I've been MDI (Lantus and Humalog) for 3 years, daily dose about 20 units. Well controlled (A1C 5.7), GAD negative, low c-pep, thin and moderately active. My endo has asked me to experiment with Amaryl on the off chance that I have MODY. He said that, since I test often, I'll know within 3 days if it's right for me. Does anybody have any thoughts? Do we know the long term impact of Amaryl?

I think this would be a big mistake. For context, I'm a T2 who voluntarily treats with insulin, rather than pills.

Insulin is natural to your body. Even the analogs, while not "natural", are treated by the body as identical.

Taking insulin when your pancreas can't make enough relieves the pressure on your pancreas to manage your BG. The organ is likely to stay healthier, and your beta cells keep working. This is important, as it makes managing your BG much easier if you have some beta cell response. Your risk of DKA is diminished enormously with a functioning -- but crippled -- pancreas.

In contrast, all the non-insulin pharmacological treatments stress the already struggling pancreas. What they do, in one way or another, is turn the volume up on your remaining beta cells, putting them into insulin production overdrive, and wearing them out. There's a growing body of research supporting this theory.

So, by taking Amaryl, Byetta, glipizide, etc. -- drugs that in the end supercharge your beta cells, you may realize an easier regimen for managing your D for a while, but you risk pushing yourself further into full-blown T1 land where the management gets harder, more critical, and the ever-present boogeyman of DKA is hanging over your head.

LADA, MODY, Type 2 -- many of us believe treating with insulin from the start and preserving existing beta cell function as long as possible is the best way to go.

Thanks, Dave. Exactly my concern. I've found plenty to support that Metformin would be a mistake but, little about Amaryl.

I'd agree with Dave, based on what I understand, at least. I also wouldn't rule out type 1 with you if you have low c-peptide? Because not all type 1's test GAD positive. I mean sure you COULD be someone with MODY , but even then I wouldn't risk it when you're already having tests that say you have low c-peptide. Meaning if you stress your pancreas out with drugs like that, it might make a turn for the worse. I'd say stick to the insulin, it's probably your best route of treatment EVEN IF you're not a type 1. I wouldn't ditch my insulin for anything. If my endo (who's been in my shoes before so I don't see this happening) told me to try something and stop insulin I'd be like lol no bye and never go to him again or at least I'd try to talk it out with him and have further testing (such as genetic testing or further antibody tests) to find out before doing anything with my insulin treatment.

On a side note I'm someone diagnosed type 1, take around 14-20 units of novolog and lantus every day and have an a1c of 5.5% . I will be starting an insulin pump this month, so who knows how that'll change things but I'm hoping for the better on the convenience and fine tuning front .

Also is this the same endo from a previous post that told you were too good and to ease up your doses of insulin? Because you sound like you need a new endo really bad if this is the case , I'm just saying. I test quite frequently and get very meticulous about my results. I freak out if I get highs or lows too. It's not abnormal, you are normal for that. My endo and cde praise me for keeping records like I do and being concerned about both highs and lows and hope I continue this kind of thing for the rest of my life so I stay healthier. I probably will because it makes me feel good.

Thank you so much. I think I was willing to explore the MODY route (vs. the type 1 or LADA as I've assumed) because of the implication for my kids. I have no issues with the shots or tight management, etc. but, the notion that it might be genetically linked sent up a red flag.

Sensorium, get back to us after you've been on the pump for a while. It'd be nice to see how someone with a low A1C does when they go on a pump.

I understand that part of it, just don't make them change your treatment if it works for you, you know?

We will see. I'm hoping to stay in the 6-7% range though I don't mind going up a bit as long as I don't go too high for too long. I really don't mind going up from 5.5% though so going in thinking that might be better thank thinking I"ll stay at 5.5% lol.

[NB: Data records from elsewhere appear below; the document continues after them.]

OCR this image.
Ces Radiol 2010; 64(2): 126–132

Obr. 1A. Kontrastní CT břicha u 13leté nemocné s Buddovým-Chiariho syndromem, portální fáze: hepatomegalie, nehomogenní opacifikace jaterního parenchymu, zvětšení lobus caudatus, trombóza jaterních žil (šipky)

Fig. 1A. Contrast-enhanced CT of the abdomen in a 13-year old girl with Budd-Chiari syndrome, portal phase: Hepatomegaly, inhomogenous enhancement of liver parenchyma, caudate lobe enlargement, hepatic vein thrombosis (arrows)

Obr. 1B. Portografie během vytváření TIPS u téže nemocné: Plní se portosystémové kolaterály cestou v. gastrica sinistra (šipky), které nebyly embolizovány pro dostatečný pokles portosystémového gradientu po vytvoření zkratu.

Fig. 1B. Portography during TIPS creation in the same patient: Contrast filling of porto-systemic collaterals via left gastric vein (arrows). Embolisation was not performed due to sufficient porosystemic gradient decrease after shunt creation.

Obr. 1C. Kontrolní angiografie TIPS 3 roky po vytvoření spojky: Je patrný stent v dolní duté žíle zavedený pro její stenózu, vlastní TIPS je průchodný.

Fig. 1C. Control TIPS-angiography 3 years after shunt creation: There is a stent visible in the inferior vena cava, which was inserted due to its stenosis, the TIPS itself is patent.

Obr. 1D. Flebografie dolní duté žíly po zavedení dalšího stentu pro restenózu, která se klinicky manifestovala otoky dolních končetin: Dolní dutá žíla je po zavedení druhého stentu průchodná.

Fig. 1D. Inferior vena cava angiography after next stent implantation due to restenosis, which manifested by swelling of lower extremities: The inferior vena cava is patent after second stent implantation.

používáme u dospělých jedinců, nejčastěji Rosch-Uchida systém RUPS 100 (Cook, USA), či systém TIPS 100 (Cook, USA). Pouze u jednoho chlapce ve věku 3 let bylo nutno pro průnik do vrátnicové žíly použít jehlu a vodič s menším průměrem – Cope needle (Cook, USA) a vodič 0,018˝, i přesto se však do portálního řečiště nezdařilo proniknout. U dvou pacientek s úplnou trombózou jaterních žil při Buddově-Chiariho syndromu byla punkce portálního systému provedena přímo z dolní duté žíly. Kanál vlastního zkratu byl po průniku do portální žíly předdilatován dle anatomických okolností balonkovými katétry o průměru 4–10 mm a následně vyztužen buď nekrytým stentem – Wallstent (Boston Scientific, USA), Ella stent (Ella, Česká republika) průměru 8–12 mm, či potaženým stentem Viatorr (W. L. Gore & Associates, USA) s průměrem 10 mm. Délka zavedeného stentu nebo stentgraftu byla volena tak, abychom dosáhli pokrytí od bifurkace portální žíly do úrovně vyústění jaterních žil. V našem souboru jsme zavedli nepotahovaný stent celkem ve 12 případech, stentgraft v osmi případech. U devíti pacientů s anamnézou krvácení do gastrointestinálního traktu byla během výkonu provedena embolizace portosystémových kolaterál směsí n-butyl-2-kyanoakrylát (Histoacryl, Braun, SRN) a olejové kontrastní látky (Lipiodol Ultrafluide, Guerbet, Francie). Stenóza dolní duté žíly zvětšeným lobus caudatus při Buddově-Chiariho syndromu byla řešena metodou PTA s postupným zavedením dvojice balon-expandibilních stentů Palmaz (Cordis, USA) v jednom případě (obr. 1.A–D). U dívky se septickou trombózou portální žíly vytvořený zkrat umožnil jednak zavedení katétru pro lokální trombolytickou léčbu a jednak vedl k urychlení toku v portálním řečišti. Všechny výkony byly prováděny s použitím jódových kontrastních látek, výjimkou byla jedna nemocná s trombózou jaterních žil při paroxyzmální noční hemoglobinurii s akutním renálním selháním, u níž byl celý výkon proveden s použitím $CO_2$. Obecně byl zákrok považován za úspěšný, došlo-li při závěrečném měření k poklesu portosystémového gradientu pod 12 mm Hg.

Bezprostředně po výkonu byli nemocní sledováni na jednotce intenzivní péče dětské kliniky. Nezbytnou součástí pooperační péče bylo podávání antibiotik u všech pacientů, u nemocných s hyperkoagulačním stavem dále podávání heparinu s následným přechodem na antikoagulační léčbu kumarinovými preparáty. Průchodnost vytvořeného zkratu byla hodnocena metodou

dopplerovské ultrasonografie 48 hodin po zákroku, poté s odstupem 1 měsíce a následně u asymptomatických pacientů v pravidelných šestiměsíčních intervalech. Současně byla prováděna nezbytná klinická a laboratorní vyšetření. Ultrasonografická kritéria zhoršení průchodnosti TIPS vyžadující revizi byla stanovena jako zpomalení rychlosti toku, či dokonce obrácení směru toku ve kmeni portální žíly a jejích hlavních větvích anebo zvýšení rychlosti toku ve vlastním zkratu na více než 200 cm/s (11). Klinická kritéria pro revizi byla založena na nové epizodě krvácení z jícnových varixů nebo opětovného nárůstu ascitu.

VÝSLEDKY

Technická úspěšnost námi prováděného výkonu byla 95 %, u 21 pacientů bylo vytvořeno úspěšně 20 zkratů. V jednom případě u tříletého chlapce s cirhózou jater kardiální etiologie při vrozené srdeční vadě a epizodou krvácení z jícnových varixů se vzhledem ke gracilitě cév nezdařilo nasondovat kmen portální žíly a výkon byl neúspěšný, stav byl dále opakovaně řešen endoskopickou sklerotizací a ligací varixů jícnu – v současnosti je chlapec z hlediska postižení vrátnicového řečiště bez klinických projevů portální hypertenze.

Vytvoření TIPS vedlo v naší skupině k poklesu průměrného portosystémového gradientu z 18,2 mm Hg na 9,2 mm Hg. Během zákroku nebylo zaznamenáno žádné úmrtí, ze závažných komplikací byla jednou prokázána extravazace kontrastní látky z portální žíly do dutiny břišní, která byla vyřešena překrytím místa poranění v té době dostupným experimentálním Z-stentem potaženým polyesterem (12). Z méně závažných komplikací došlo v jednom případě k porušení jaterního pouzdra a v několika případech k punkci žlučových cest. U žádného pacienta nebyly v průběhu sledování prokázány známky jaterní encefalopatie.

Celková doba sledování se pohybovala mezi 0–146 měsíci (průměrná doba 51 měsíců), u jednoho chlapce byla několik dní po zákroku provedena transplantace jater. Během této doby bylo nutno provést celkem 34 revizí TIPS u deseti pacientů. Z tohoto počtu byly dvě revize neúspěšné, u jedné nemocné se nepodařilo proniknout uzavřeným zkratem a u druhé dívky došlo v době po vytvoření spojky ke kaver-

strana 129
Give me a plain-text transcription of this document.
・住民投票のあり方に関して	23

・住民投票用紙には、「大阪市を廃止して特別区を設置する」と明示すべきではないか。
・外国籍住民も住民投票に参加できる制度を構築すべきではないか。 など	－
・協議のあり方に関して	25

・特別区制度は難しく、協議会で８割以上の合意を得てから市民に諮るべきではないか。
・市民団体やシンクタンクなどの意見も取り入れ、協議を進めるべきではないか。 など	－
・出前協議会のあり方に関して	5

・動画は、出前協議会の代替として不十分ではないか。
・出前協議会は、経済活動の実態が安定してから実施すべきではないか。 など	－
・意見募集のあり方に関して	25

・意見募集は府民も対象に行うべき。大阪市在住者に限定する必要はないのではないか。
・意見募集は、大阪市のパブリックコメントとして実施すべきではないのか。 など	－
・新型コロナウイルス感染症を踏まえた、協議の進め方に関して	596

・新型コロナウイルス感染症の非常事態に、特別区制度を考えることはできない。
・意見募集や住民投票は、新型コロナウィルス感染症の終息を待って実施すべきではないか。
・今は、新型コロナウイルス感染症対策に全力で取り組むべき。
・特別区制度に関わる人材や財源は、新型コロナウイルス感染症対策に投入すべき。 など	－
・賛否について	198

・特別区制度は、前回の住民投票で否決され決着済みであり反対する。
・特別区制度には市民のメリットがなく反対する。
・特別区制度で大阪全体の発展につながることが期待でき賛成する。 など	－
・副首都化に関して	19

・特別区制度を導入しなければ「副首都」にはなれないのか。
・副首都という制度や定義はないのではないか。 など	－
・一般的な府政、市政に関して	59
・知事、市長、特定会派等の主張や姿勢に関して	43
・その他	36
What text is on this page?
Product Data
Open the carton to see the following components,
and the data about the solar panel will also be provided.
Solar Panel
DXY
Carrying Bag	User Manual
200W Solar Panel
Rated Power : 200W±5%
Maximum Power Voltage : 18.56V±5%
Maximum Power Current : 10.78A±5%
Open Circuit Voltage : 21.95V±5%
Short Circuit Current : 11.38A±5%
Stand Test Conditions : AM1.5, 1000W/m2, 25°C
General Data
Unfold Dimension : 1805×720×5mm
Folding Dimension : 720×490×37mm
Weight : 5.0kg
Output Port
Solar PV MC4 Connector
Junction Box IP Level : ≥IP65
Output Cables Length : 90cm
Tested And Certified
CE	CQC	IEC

Aimee, rather than Amaryl, have you thought about a CGM and pump (or just a pump)?

The Omnipod was very liberating for me!

I've thought about both. A lot. My control has been great with MDI as well as frequent testing and I don't hate managing this way. I did not ask my endo for a change, he suggested it. And he was honest about "experimenting".

If you don't have to change I wouldn't. I take amaryl. I worry about my beta cells. I'm GAD negative, low c-peptide, in normal weight range, and pretty active. I have been told that I'm T2 and can't have insulin. I would be afraid to stop taking it since someone might get it in their head that I don't need it then you will be trapped on a drug that really isn't a good thing in the long run.

Have you had the full antibody panel done yet. A lot of adult onset T1/LADAs are GAD negative but are positive for other antibodies. I'm ICA positive and GAD negative, had to twist some arms to get the full panel done. It was well worth it.